[SERVER-21182] Fix replica set monitor ownership Created: 22/Oct/15 Updated: 12/Aug/19 Resolved: 12/Aug/19 |
|
| Status: | Closed |
| Project: | Core Server |
| Component/s: | Sharding |
| Affects Version/s: | None |
| Fix Version/s: | None |
| Type: | Improvement | Priority: | Major - P3 |
| Reporter: | Crystal Horn | Assignee: | Benjamin Caimano (Inactive) |
| Resolution: | Done | Votes: | 0 |
| Labels: | None | ||
| Remaining Estimate: | Not Specified | ||
| Time Spent: | Not Specified | ||
| Original Estimate: | Not Specified | ||
| Participants: |
| Description |
|
Currently, there is 1-1 relationship between RemoteCommandTargeter and ReplicaSetMonitor.

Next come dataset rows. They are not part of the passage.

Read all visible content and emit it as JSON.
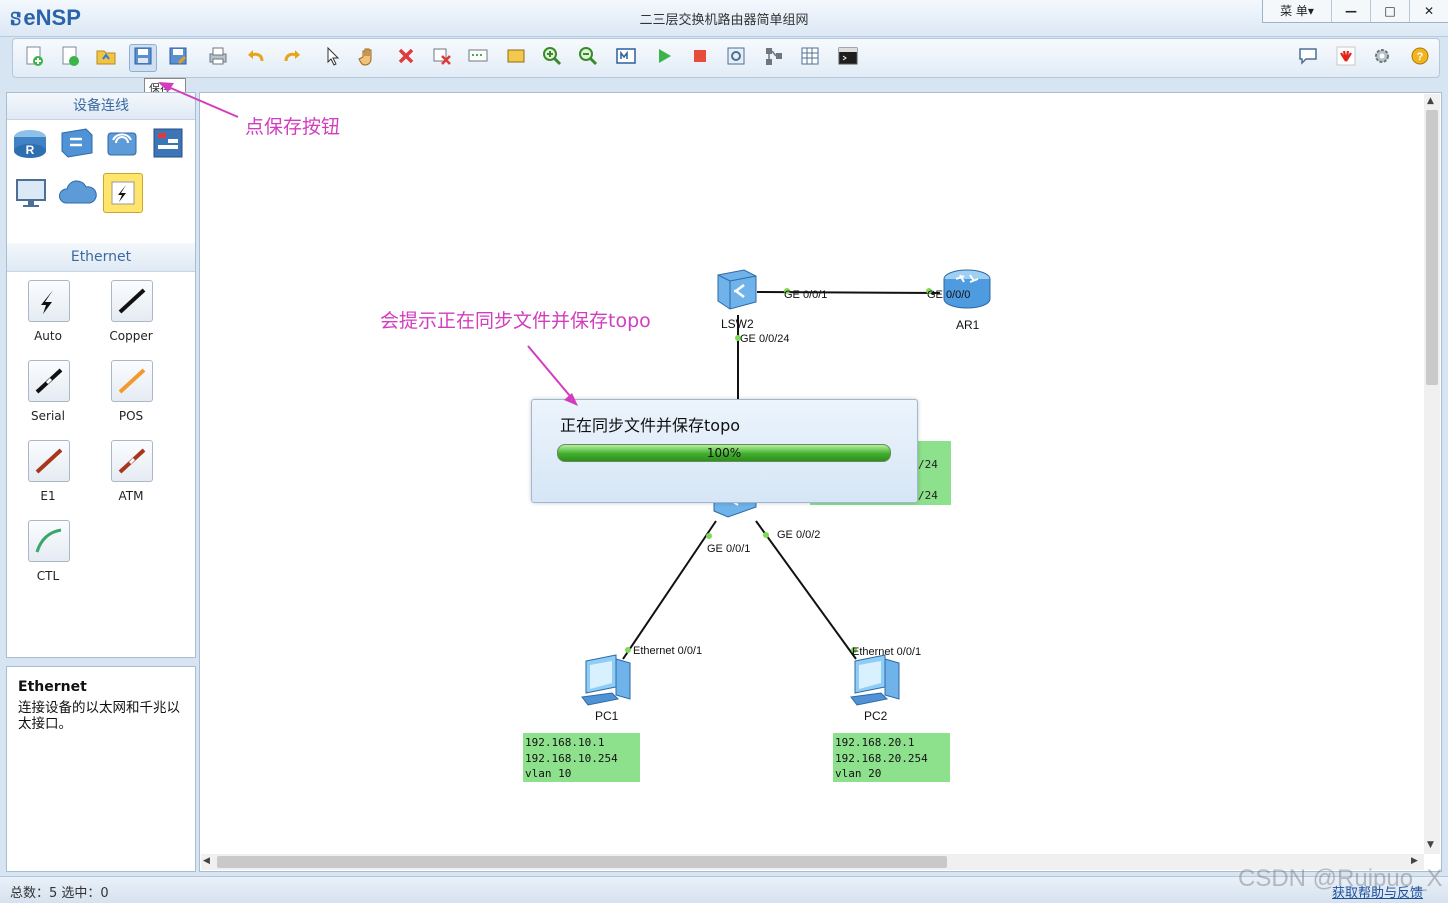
{
  "app": {
    "logo": "eNSP",
    "window_title": "二三层交换机路由器简单组网",
    "menu_label": "菜 单▾",
    "min": "—",
    "max": "□",
    "close": "✕"
  },
  "toolbar": {
    "tooltip": "保存"
  },
  "left_panel": {
    "devices_header": "设备连线",
    "ethernet_header": "Ethernet",
    "cables": [
      {
        "label": "Auto"
      },
      {
        "label": "Copper"
      },
      {
        "label": "Serial"
      },
      {
        "label": "POS"
      },
      {
        "label": "E1"
      },
      {
        "label": "ATM"
      },
      {
        "label": "CTL"
      }
    ],
    "desc_title": "Ethernet",
    "desc_text": "连接设备的以太网和千兆以太接口。"
  },
  "topology": {
    "devices": {
      "lsw2": "LSW2",
      "ar1": "AR1",
      "pc1": "PC1",
      "pc2": "PC2"
    },
    "ports": {
      "lsw2_ar1": "GE 0/0/1",
      "ar1_lsw2": "GE 0/0/0",
      "lsw2_down": "GE 0/0/24",
      "lsw_pc1": "GE 0/0/1",
      "lsw_pc2": "GE 0/0/2",
      "pc1_eth": "Ethernet 0/0/1",
      "pc2_eth": "Ethernet 0/0/1"
    },
    "pc1_info": "192.168.10.1\n192.168.10.254\nvlan 10",
    "pc2_info": "192.168.20.1\n192.168.20.254\nvlan 20",
    "hidden_box_line1": "/24",
    "hidden_box_line2": "/24"
  },
  "dialog": {
    "message": "正在同步文件并保存topo",
    "progress_text": "100%",
    "progress": 1.0
  },
  "annotations": {
    "save_hint": "点保存按钮",
    "sync_hint": "会提示正在同步文件并保存topo"
  },
  "status": {
    "total": "总数：5 选中：0",
    "help": "获取帮助与反馈",
    "watermark": "CSDN @Ruipuo_X"
  }
}
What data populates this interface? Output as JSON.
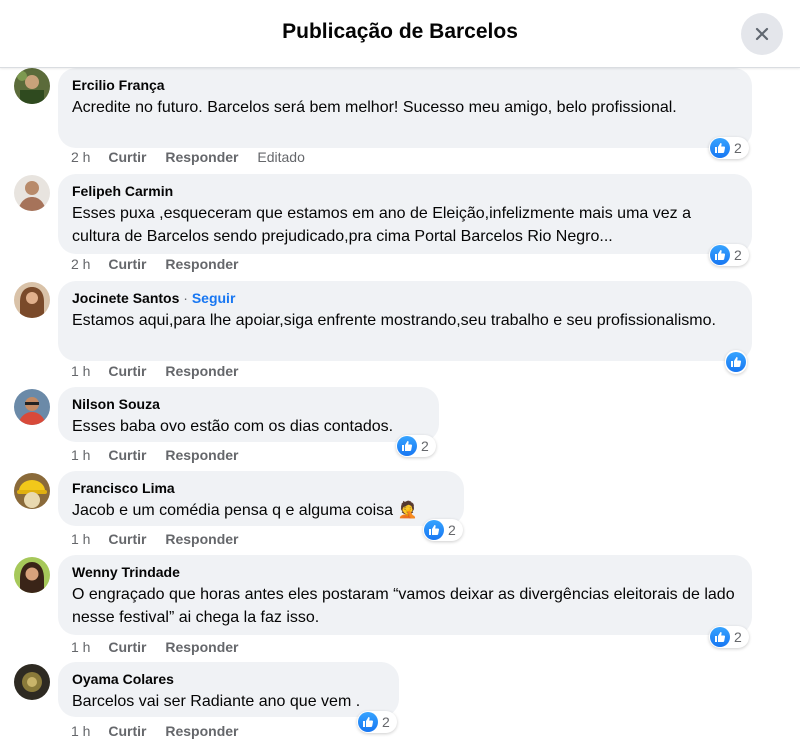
{
  "header": {
    "title": "Publicação de Barcelos",
    "close_icon": "close-icon"
  },
  "actions": {
    "like": "Curtir",
    "reply": "Responder",
    "follow": "Seguir"
  },
  "comments": [
    {
      "author": "Ercilio França",
      "text": "Acredite no futuro. Barcelos será bem melhor! Sucesso meu amigo, belo profissional.",
      "time": "2 h",
      "edited": "Editado",
      "reactions": "2"
    },
    {
      "author": "Felipeh Carmin",
      "text": "Esses puxa ,esqueceram que estamos em ano de Eleição,infelizmente mais uma vez a cultura de Barcelos sendo prejudicado,pra cima Portal Barcelos Rio Negro...",
      "time": "2 h",
      "reactions": "2"
    },
    {
      "author": "Jocinete Santos",
      "text": "Estamos aqui,para lhe apoiar,siga enfrente mostrando,seu trabalho e seu profissionalismo.",
      "time": "1 h",
      "reactions": ""
    },
    {
      "author": "Nilson Souza",
      "text": "Esses baba ovo estão com os dias contados.",
      "time": "1 h",
      "reactions": "2"
    },
    {
      "author": "Francisco Lima",
      "text": "Jacob e um comédia pensa q e alguma coisa 🤦",
      "time": "1 h",
      "reactions": "2"
    },
    {
      "author": "Wenny Trindade",
      "text": "O engraçado que horas antes eles postaram “vamos deixar as divergências eleitorais de lado nesse festival” ai chega la faz isso.",
      "time": "1 h",
      "reactions": "2"
    },
    {
      "author": "Oyama Colares",
      "text": "Barcelos vai ser Radiante ano que vem .",
      "time": "1 h",
      "reactions": "2"
    }
  ]
}
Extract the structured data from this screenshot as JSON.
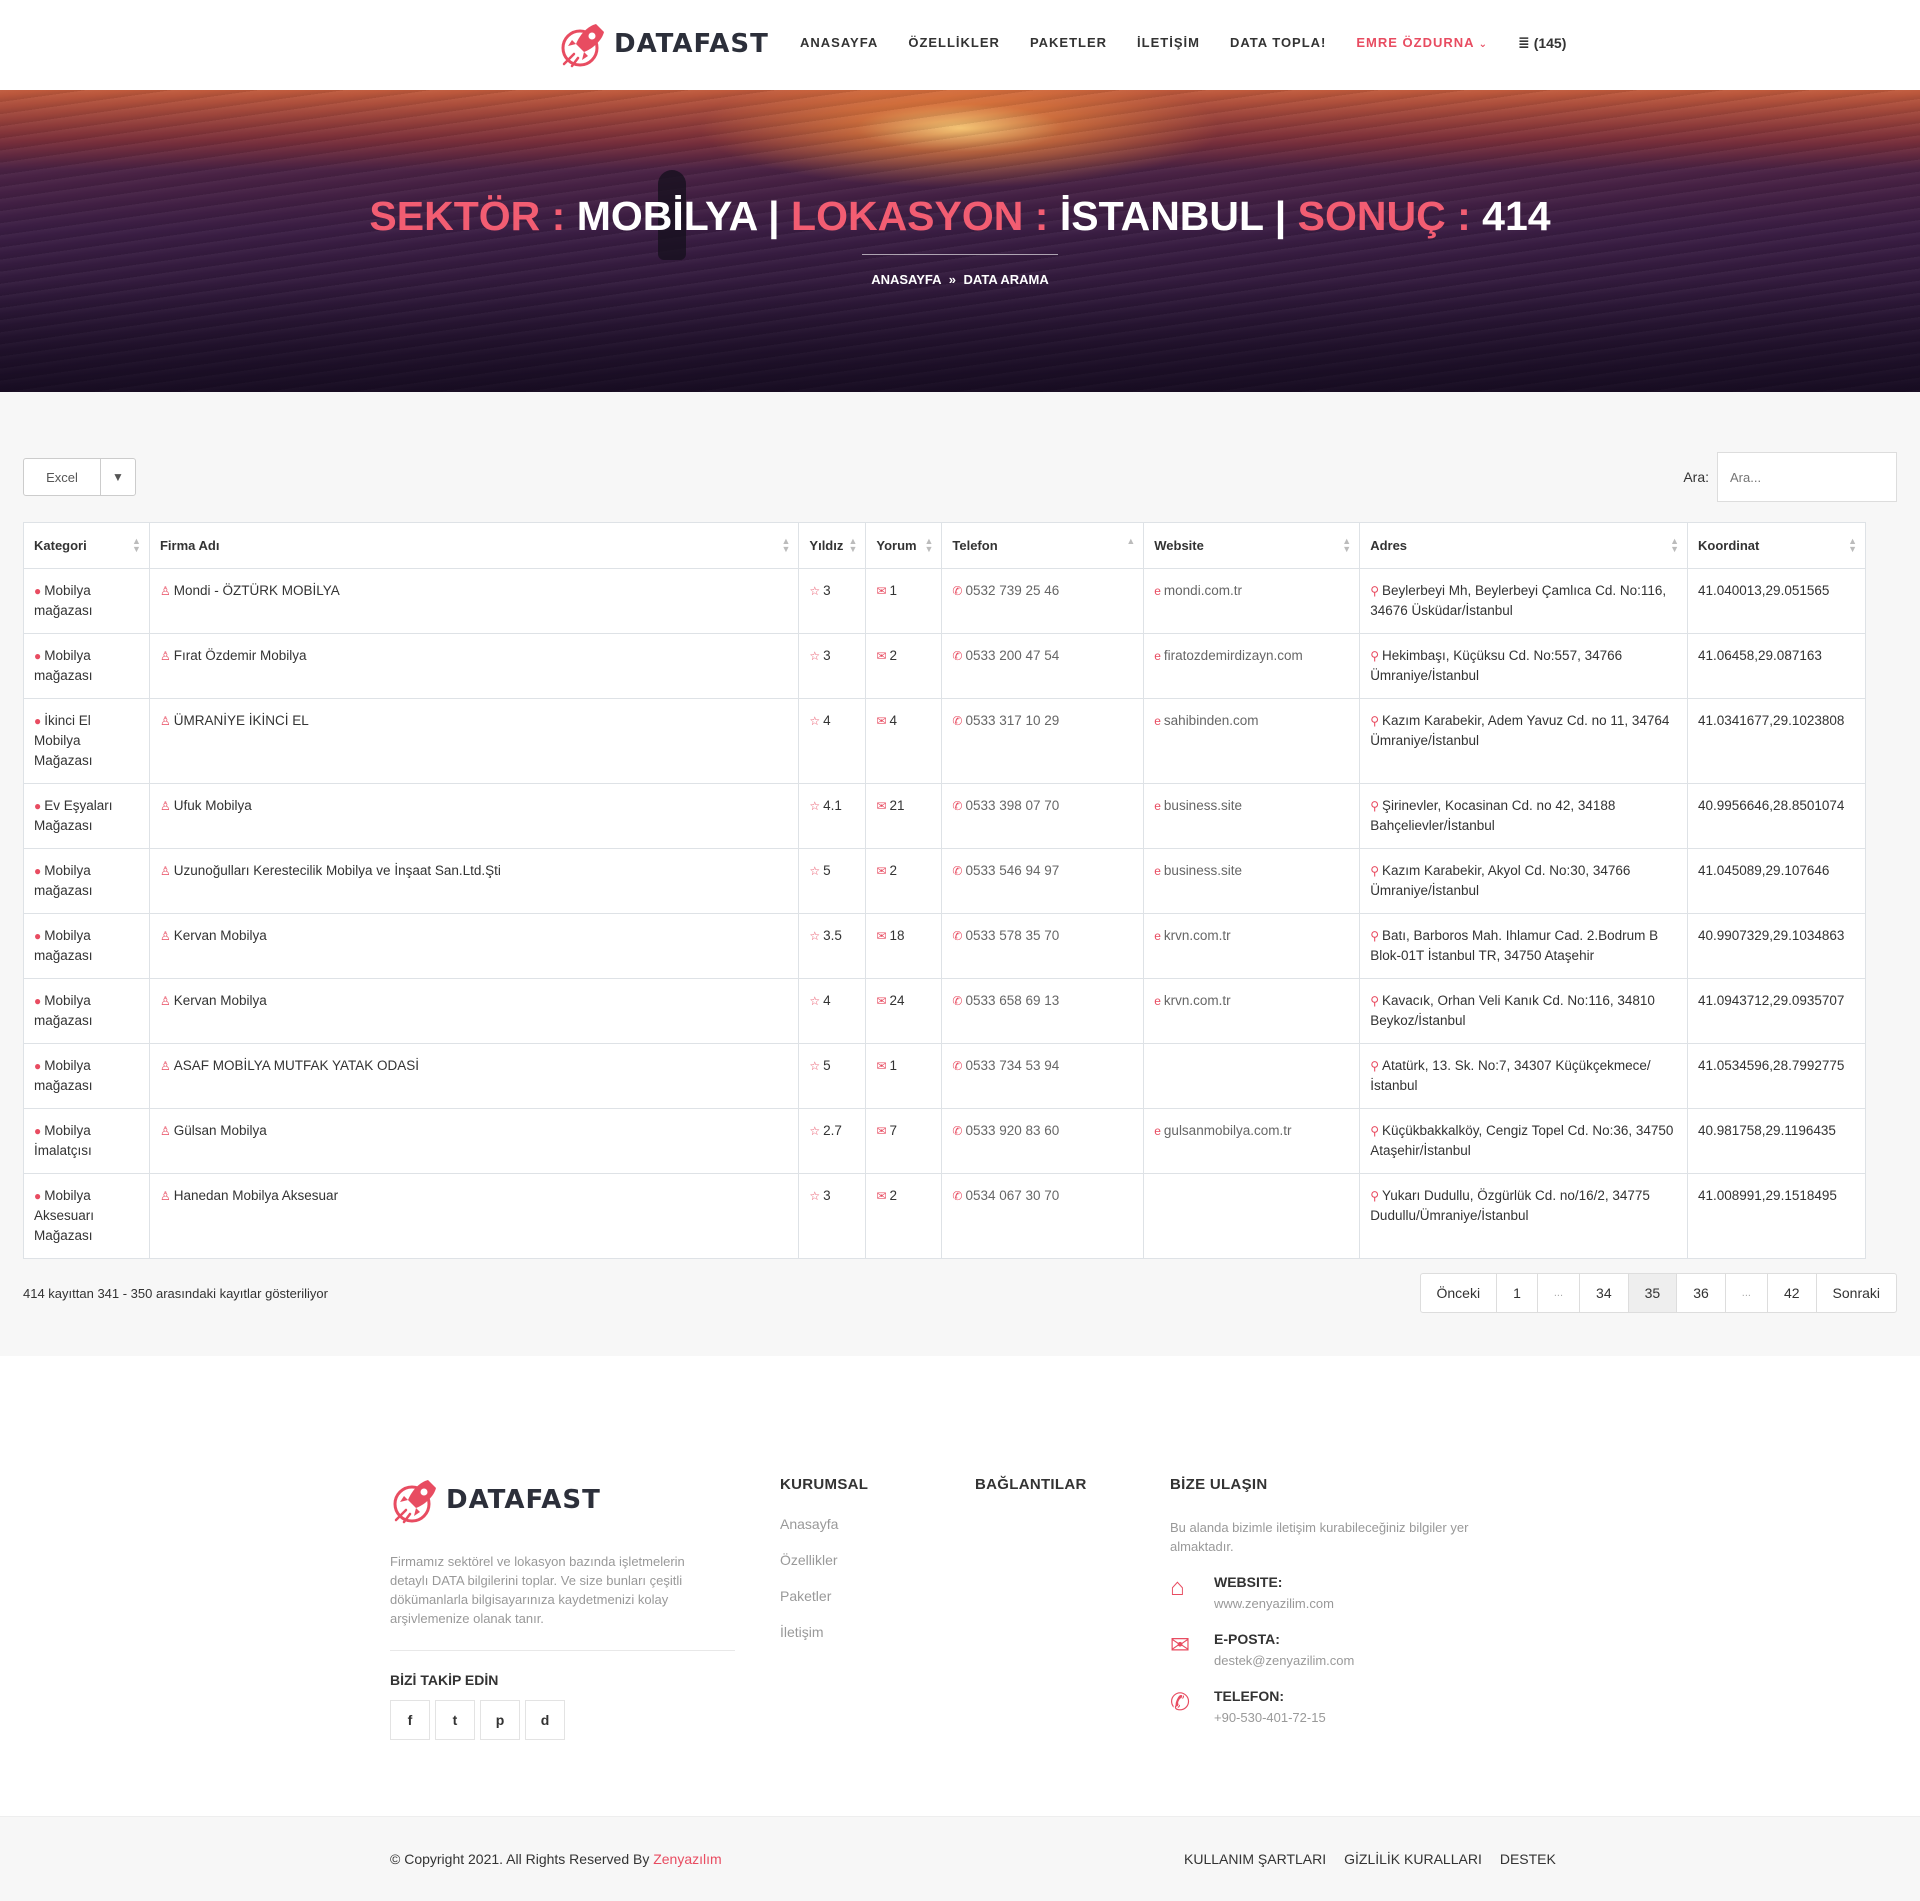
{
  "brand": {
    "name": "DATAFAST",
    "accent": "#e84c61"
  },
  "nav": {
    "items": [
      "ANASAYFA",
      "ÖZELLİKLER",
      "PAKETLER",
      "İLETİŞİM",
      "DATA TOPLA!"
    ],
    "user": "EMRE ÖZDURNA",
    "credits": "(145)"
  },
  "hero": {
    "sector_label": "SEKTÖR :",
    "sector_value": "MOBİLYA",
    "location_label": "LOKASYON :",
    "location_value": "İSTANBUL",
    "result_label": "SONUÇ :",
    "result_value": "414",
    "separator": "|",
    "breadcrumb_home": "ANASAYFA",
    "breadcrumb_sep": "»",
    "breadcrumb_current": "DATA ARAMA"
  },
  "toolbar": {
    "excel_label": "Excel",
    "excel_arrow": "▼",
    "search_label": "Ara:",
    "search_placeholder": "Ara..."
  },
  "table": {
    "headers": [
      "Kategori",
      "Firma Adı",
      "Yıldız",
      "Yorum",
      "Telefon",
      "Website",
      "Adres",
      "Koordinat"
    ],
    "rows": [
      {
        "kategori": "Mobilya mağazası",
        "firma": "Mondi - ÖZTÜRK MOBİLYA",
        "yildiz": "3",
        "yorum": "1",
        "telefon": "0532 739 25 46",
        "website": "mondi.com.tr",
        "adres": "Beylerbeyi Mh, Beylerbeyi Çamlıca Cd. No:116, 34676 Üsküdar/İstanbul",
        "koordinat": "41.040013,29.051565"
      },
      {
        "kategori": "Mobilya mağazası",
        "firma": "Fırat Özdemir Mobilya",
        "yildiz": "3",
        "yorum": "2",
        "telefon": "0533 200 47 54",
        "website": "firatozdemirdizayn.com",
        "adres": "Hekimbaşı, Küçüksu Cd. No:557, 34766 Ümraniye/İstanbul",
        "koordinat": "41.06458,29.087163"
      },
      {
        "kategori": "İkinci El Mobilya Mağazası",
        "firma": "ÜMRANİYE İKİNCİ EL",
        "yildiz": "4",
        "yorum": "4",
        "telefon": "0533 317 10 29",
        "website": "sahibinden.com",
        "adres": "Kazım Karabekir, Adem Yavuz Cd. no 11, 34764 Ümraniye/İstanbul",
        "koordinat": "41.0341677,29.1023808"
      },
      {
        "kategori": "Ev Eşyaları Mağazası",
        "firma": "Ufuk Mobilya",
        "yildiz": "4.1",
        "yorum": "21",
        "telefon": "0533 398 07 70",
        "website": "business.site",
        "adres": "Şirinevler, Kocasinan Cd. no 42, 34188 Bahçelievler/İstanbul",
        "koordinat": "40.9956646,28.8501074"
      },
      {
        "kategori": "Mobilya mağazası",
        "firma": "Uzunoğulları Kerestecilik Mobilya ve İnşaat San.Ltd.Şti",
        "yildiz": "5",
        "yorum": "2",
        "telefon": "0533 546 94 97",
        "website": "business.site",
        "adres": "Kazım Karabekir, Akyol Cd. No:30, 34766 Ümraniye/İstanbul",
        "koordinat": "41.045089,29.107646"
      },
      {
        "kategori": "Mobilya mağazası",
        "firma": "Kervan Mobilya",
        "yildiz": "3.5",
        "yorum": "18",
        "telefon": "0533 578 35 70",
        "website": "krvn.com.tr",
        "adres": "Batı, Barboros Mah. Ihlamur Cad. 2.Bodrum B Blok-01T İstanbul TR, 34750 Ataşehir",
        "koordinat": "40.9907329,29.1034863"
      },
      {
        "kategori": "Mobilya mağazası",
        "firma": "Kervan Mobilya",
        "yildiz": "4",
        "yorum": "24",
        "telefon": "0533 658 69 13",
        "website": "krvn.com.tr",
        "adres": "Kavacık, Orhan Veli Kanık Cd. No:116, 34810 Beykoz/İstanbul",
        "koordinat": "41.0943712,29.0935707"
      },
      {
        "kategori": "Mobilya mağazası",
        "firma": "ASAF MOBİLYA MUTFAK YATAK ODASİ",
        "yildiz": "5",
        "yorum": "1",
        "telefon": "0533 734 53 94",
        "website": "",
        "adres": "Atatürk, 13. Sk. No:7, 34307 Küçükçekmece/İstanbul",
        "koordinat": "41.0534596,28.7992775"
      },
      {
        "kategori": "Mobilya İmalatçısı",
        "firma": "Gülsan Mobilya",
        "yildiz": "2.7",
        "yorum": "7",
        "telefon": "0533 920 83 60",
        "website": "gulsanmobilya.com.tr",
        "adres": "Küçükbakkalköy, Cengiz Topel Cd. No:36, 34750 Ataşehir/İstanbul",
        "koordinat": "40.981758,29.1196435"
      },
      {
        "kategori": "Mobilya Aksesuarı Mağazası",
        "firma": "Hanedan Mobilya Aksesuar",
        "yildiz": "3",
        "yorum": "2",
        "telefon": "0534 067 30 70",
        "website": "",
        "adres": "Yukarı Dudullu, Özgürlük Cd. no/16/2, 34775 Dudullu/Ümraniye/İstanbul",
        "koordinat": "41.008991,29.1518495"
      }
    ],
    "info": "414 kayıttan 341 - 350 arasındaki kayıtlar gösteriliyor"
  },
  "pagination": {
    "prev": "Önceki",
    "pages": [
      "1",
      "...",
      "34",
      "35",
      "36",
      "...",
      "42"
    ],
    "active": "35",
    "next": "Sonraki"
  },
  "footer": {
    "brand": "DATAFAST",
    "description": "Firmamız sektörel ve lokasyon bazında işletmelerin detaylı DATA bilgilerini toplar. Ve size bunları çeşitli dökümanlarla bilgisayarınıza kaydetmenizi kolay arşivlemenize olanak tanır.",
    "follow_title": "BİZİ TAKİP EDİN",
    "social": [
      "f",
      "t",
      "p",
      "d"
    ],
    "kurumsal_title": "KURUMSAL",
    "kurumsal_links": [
      "Anasayfa",
      "Özellikler",
      "Paketler",
      "İletişim"
    ],
    "baglantilar_title": "BAĞLANTILAR",
    "contact_title": "BİZE ULAŞIN",
    "contact_desc": "Bu alanda bizimle iletişim kurabileceğiniz bilgiler yer almaktadır.",
    "website_label": "WEBSITE:",
    "website_value": "www.zenyazilim.com",
    "email_label": "E-POSTA:",
    "email_value": "destek@zenyazilim.com",
    "phone_label": "TELEFON:",
    "phone_value": "+90-530-401-72-15",
    "copyright": "© Copyright 2021. All Rights Reserved By",
    "copyright_brand": "Zenyazılım",
    "bottom_links": [
      "KULLANIM ŞARTLARI",
      "GİZLİLİK KURALLARI",
      "DESTEK"
    ]
  }
}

Because of this, if the RSM becomes unusable due to none of the hosts being reachable, the targeter will forever be using an unusable RSM, which may happen if shards are inaccessible in the beginning. What saves us in this case is that we periodically (every 30 sec) reload the shard registry, done by the balancer loop, which will recreate the targeters and install new RSMs. We should make the RemoteCommandTargeter own the ReplicaSetMonitor and introduce a polling thread in the ShardRegistry so that we have finer control over its behaviour. |
| Comments |
| Comment by Benjamin Caimano (Inactive) [ 12/Aug/19 ] |
|
There is currently one RCM to many RCTs/DBClientRSes. That's no longer 1-1. The RSM no longer becomes permanently unusable if none of those hosts are unreachable. Wouldn't surprise me if it did do that at one point, but it hasn't been the case at least since 3.6. It also does expedited scanning since early 4.1. I'd say we don't have to worry about this ticket any more. |
| Comment by Benjamin Caimano (Inactive) [ 25/Jul/19 ] |
|
Stealing to service arch and investigating |
| Comment by Andy Schwerin [ 09/Nov/15 ] |
|
Kal, please put a more complete description on this and move to 3.1 Desired. |